И все же они заставили Шкуро задуматься в эту ночь. Он знал себе дену: напасть, изрубить, разогнать, пограбить и назад; и чтобы казаки были довольны. Понимал он, что, когда надо» и державе надо помогать» но если ее развалили, если рухнула держава, то не ему ее возрождать — есть генералы, генштабисты, что вокруг императора и министров терлись. Им и карты в руки. Были Корнилов и Алексеев, теперь — Деникин, Романовский, Врангель… Они повели людей в бой за единую неделимую. Но что-то не так у них выходит.

На «неделимой» Ленин и Троцкий крепко сидят — не сковырнешь. Сюда, на Кубань, уже подходят. А генералы что? Сражаются за неделимую? Костьми готовы лечь? Сражаются, только вот не за Россию» а за свое место в этой армии, отступающей под ударами красных. Нет, Андрей Григорьич: не о России единой и неделимой надо нынче думать, а о том, чтобы в Италию не нищим бежать.

Когда утром в сочельник поезд остановился в Пятигорске, Шкуро приказал отцепить свой вагон и в сопровождении адъютантов направился в резиденцию терского атамана генерала Вдовенко. Тот был уже при деле — давал распоряжения офицерам. Еще шестидесяти нет, крепкий, умеющий держаться просто и по-командирски. Генерал-лейтенант, получивший чин еще от императора.

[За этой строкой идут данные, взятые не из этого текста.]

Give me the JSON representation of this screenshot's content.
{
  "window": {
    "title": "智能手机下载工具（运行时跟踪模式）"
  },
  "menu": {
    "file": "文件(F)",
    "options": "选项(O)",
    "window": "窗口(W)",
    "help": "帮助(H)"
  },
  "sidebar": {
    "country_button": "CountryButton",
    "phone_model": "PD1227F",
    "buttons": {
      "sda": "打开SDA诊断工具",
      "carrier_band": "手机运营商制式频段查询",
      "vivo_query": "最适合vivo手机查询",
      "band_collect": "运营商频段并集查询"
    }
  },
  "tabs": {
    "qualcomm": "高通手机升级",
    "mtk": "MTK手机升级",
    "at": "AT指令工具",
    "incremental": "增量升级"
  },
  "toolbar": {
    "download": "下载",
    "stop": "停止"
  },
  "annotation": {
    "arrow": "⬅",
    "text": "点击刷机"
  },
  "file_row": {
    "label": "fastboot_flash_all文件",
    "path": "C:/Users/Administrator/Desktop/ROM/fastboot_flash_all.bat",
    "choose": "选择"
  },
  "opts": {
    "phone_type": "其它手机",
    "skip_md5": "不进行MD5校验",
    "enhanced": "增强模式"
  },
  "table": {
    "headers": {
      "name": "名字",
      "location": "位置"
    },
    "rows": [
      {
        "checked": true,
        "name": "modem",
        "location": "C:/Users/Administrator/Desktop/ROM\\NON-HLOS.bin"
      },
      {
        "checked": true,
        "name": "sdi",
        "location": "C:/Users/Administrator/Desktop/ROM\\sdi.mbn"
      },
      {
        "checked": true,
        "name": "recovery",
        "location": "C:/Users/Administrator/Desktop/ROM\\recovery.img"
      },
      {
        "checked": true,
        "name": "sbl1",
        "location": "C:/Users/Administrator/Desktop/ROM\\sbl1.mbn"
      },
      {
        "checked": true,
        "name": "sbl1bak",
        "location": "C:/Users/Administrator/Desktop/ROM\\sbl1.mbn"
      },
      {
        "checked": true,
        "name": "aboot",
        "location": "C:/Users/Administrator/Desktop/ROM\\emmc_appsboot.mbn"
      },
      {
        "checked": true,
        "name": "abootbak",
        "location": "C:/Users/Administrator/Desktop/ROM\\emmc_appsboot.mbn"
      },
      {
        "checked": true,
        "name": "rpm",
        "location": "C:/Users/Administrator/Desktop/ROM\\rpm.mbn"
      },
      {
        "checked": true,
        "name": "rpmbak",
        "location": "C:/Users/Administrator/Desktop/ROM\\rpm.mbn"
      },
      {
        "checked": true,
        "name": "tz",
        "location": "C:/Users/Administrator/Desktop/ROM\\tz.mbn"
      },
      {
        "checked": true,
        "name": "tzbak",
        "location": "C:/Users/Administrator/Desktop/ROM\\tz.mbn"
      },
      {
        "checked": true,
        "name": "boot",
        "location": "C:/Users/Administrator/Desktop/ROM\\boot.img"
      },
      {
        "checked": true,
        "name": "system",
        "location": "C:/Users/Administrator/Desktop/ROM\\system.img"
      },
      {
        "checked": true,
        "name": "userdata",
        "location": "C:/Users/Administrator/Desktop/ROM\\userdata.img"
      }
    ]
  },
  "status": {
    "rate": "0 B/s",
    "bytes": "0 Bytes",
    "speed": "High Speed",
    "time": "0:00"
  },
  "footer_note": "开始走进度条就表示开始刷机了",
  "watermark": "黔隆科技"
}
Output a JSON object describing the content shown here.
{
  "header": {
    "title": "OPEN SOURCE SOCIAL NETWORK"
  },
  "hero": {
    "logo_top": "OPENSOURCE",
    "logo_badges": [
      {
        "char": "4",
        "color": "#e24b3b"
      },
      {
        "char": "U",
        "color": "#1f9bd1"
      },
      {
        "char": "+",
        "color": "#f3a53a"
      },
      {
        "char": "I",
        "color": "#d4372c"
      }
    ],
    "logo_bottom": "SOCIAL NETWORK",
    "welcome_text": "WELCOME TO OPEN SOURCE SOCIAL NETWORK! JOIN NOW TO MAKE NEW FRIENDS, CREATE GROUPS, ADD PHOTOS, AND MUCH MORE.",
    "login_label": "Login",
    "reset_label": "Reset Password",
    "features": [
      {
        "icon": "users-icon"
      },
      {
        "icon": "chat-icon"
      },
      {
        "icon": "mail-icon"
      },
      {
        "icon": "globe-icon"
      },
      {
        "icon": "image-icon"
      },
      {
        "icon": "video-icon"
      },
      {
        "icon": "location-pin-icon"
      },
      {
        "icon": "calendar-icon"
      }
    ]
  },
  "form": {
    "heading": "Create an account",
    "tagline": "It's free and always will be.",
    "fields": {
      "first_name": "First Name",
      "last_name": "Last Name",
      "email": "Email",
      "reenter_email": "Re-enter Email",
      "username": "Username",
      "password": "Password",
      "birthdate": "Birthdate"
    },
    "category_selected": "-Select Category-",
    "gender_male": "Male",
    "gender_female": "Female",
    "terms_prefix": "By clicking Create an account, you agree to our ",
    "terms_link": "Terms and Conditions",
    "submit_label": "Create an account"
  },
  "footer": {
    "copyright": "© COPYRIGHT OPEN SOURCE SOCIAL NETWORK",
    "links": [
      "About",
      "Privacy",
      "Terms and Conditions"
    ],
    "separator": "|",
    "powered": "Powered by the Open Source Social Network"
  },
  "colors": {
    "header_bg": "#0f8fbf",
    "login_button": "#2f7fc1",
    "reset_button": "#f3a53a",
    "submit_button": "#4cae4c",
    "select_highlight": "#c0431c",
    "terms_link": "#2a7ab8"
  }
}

Устроились в кабинете, и Шкуро подробно изложил все врангелевские идеи. Вдовенко ответил мудро:

— Думаю, что это все не так. Тут чувствуется какая-то провокация. Во всяком случае, полагаю, что подобная генеральская революция преступна, и она нас всех погубит. Этого допускать нельзя, и я сейчас же экстренным поездом отправляю своего человека к донскому атаману и к главнокомандующему. К вечеру мы будем знать точно всю обстановку. Ты же, Андрей Григорьич, никоим образом не соглашайся на ту роль, которая тебе подготавливается, а если придется действовать энергично, я тебе помогу.